Perhaps this would be more forgivable if noncompetes really did spur innovation, helping companies take big swings and bold risks. But here, too, the real-world evidence reviewed by the F.T.C. undermines the theory. As the name implies, noncompete clauses tend to make markets less competitive. Rather than encouraging dynamism and new ideas, they can enable stale incumbents to lock out new rivals.
Start-ups are historically a key driver of job creation and innovation, but several studies have found that noncompetes reduce entrepreneurship and start-up formation. How can a new business break into the market if all of the qualified workers are locked in? Or if the would-be founder is bound by a noncompete?
When you add it up, the evidence to date suggests that noncompetes suppress wages, reduce competition and keep innovative ideas from breaking into the market. One study even found that noncompetes lead to higher prices for consumers by reducing competition in the heavily concentrated health care sector.
Noncompetes are the type of restriction that Section 5 of the F.T.C. Act, a federal law passed by Congress more than a century ago, is supposed to prevent. That’s why the F.T.C. last week proposed a rule forbidding companies to subject workers to noncompetes. Under the proposal, noncompetes would be designated an “unfair method of competition,” which the law prohibits. The rule would apply to professions across the board — janitors, nurses, engineers, journalists. Because employers often try to use noncompetes even when they’re unenforceable, the rule would require companies to proactively notify employees currently subject to noncompetes that those restrictions are now void.
People might worry that eliminating noncompetes would make it impossible for companies to hold on to their secrets. But there is good reason to believe that more-targeted alternatives, such as nondisclosure agreements and trade secret law, would get the job done without imposing such a burden on the economy.
We have already seen what life looks like without noncompetes because they have been legally unenforceable in California since the 19th century. Somehow, that hasn’t kept the California economy — the world’s fifth-largest — stuck in the Stone Age. Some observers have even suggested that Silicon Valley became the epicenter of America’s tech industry precisely because noncompetes were unenforceable there. As the law professor Ronald Gilson and others have argued, technological progress benefits from the free flow of workers — and knowledge — between companies and start-ups. Tying down workers through noncompetes risks blocking this progress.
In the wake of the economic recovery from the pandemic, we continue to see a strong labor market and unusually high turnover, with employers complaining that they can’t hire qualified workers. These circumstances only underscore the importance of allowing workers to freely match with the jobs that are right for them. Noncompetes prevent that from happening. Removing them would unlock a tremendous pool of talent, helping employers find and hire the workers they need.

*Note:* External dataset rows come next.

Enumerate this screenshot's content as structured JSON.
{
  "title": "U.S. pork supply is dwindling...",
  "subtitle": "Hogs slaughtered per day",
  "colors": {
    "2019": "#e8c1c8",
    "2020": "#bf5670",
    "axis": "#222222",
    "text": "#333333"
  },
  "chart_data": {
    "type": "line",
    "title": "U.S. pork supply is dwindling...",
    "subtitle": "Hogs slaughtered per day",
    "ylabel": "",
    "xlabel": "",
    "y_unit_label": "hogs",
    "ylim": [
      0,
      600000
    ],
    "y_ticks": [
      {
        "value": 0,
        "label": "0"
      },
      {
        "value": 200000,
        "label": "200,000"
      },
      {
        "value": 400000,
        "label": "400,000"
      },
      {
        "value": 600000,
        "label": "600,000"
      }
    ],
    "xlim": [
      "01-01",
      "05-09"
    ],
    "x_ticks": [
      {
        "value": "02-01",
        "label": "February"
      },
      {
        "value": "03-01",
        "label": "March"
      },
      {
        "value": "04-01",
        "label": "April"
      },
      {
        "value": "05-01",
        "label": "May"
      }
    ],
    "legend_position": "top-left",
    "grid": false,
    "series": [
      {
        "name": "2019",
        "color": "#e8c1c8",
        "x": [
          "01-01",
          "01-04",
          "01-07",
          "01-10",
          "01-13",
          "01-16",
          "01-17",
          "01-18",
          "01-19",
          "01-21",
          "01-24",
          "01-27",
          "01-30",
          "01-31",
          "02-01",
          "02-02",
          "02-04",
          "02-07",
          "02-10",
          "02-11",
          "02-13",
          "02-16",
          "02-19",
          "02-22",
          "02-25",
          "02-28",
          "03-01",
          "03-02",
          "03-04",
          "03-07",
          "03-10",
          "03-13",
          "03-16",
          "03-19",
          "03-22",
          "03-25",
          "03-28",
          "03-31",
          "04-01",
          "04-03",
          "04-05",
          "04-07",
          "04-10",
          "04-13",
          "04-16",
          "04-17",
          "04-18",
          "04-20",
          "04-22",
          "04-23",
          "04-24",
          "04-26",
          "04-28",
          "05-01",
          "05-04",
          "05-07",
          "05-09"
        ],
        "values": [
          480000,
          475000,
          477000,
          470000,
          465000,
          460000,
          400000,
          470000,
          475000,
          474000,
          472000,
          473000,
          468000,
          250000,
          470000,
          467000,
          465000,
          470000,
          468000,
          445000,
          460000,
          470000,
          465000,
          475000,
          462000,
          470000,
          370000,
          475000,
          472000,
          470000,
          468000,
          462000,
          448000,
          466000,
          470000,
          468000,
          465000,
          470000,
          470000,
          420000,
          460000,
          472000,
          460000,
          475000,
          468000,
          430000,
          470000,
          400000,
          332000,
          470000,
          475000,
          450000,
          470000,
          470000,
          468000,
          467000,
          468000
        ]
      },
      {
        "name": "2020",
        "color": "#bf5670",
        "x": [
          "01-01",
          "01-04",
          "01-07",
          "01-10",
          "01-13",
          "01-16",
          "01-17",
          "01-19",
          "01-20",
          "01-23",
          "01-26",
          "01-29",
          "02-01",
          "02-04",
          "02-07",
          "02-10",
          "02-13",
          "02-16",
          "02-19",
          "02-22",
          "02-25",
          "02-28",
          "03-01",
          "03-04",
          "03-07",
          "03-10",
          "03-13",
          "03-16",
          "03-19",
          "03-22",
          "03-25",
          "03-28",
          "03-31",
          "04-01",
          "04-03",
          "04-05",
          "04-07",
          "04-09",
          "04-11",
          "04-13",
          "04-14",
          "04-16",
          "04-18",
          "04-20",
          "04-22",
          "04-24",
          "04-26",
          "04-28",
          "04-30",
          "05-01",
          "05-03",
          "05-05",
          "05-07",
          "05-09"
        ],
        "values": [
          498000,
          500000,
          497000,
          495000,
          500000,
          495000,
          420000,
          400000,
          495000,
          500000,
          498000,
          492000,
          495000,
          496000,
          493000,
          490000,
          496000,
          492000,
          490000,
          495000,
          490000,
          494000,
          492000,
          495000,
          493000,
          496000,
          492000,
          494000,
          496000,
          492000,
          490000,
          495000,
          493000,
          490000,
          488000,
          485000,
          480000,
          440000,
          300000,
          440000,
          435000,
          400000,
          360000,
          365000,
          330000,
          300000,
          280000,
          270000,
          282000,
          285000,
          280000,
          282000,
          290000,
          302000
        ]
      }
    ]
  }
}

At this stage, the F.T.C.’s proposed rule is just that — a proposal. The public is invited to weigh in during the open commenting period. Hearing from a broad range of voices — including entrepreneurs, employers and workers who have been subject to noncompetes — will help ensure that our efforts are based in reality, not abstract theories.
A thriving, dynamic economy depends on fair competition — not just for consumers, but also for workers. We should be skeptical of any methods designed to prevent it.
Lina M. Khan is chair of the Federal Trade Commission.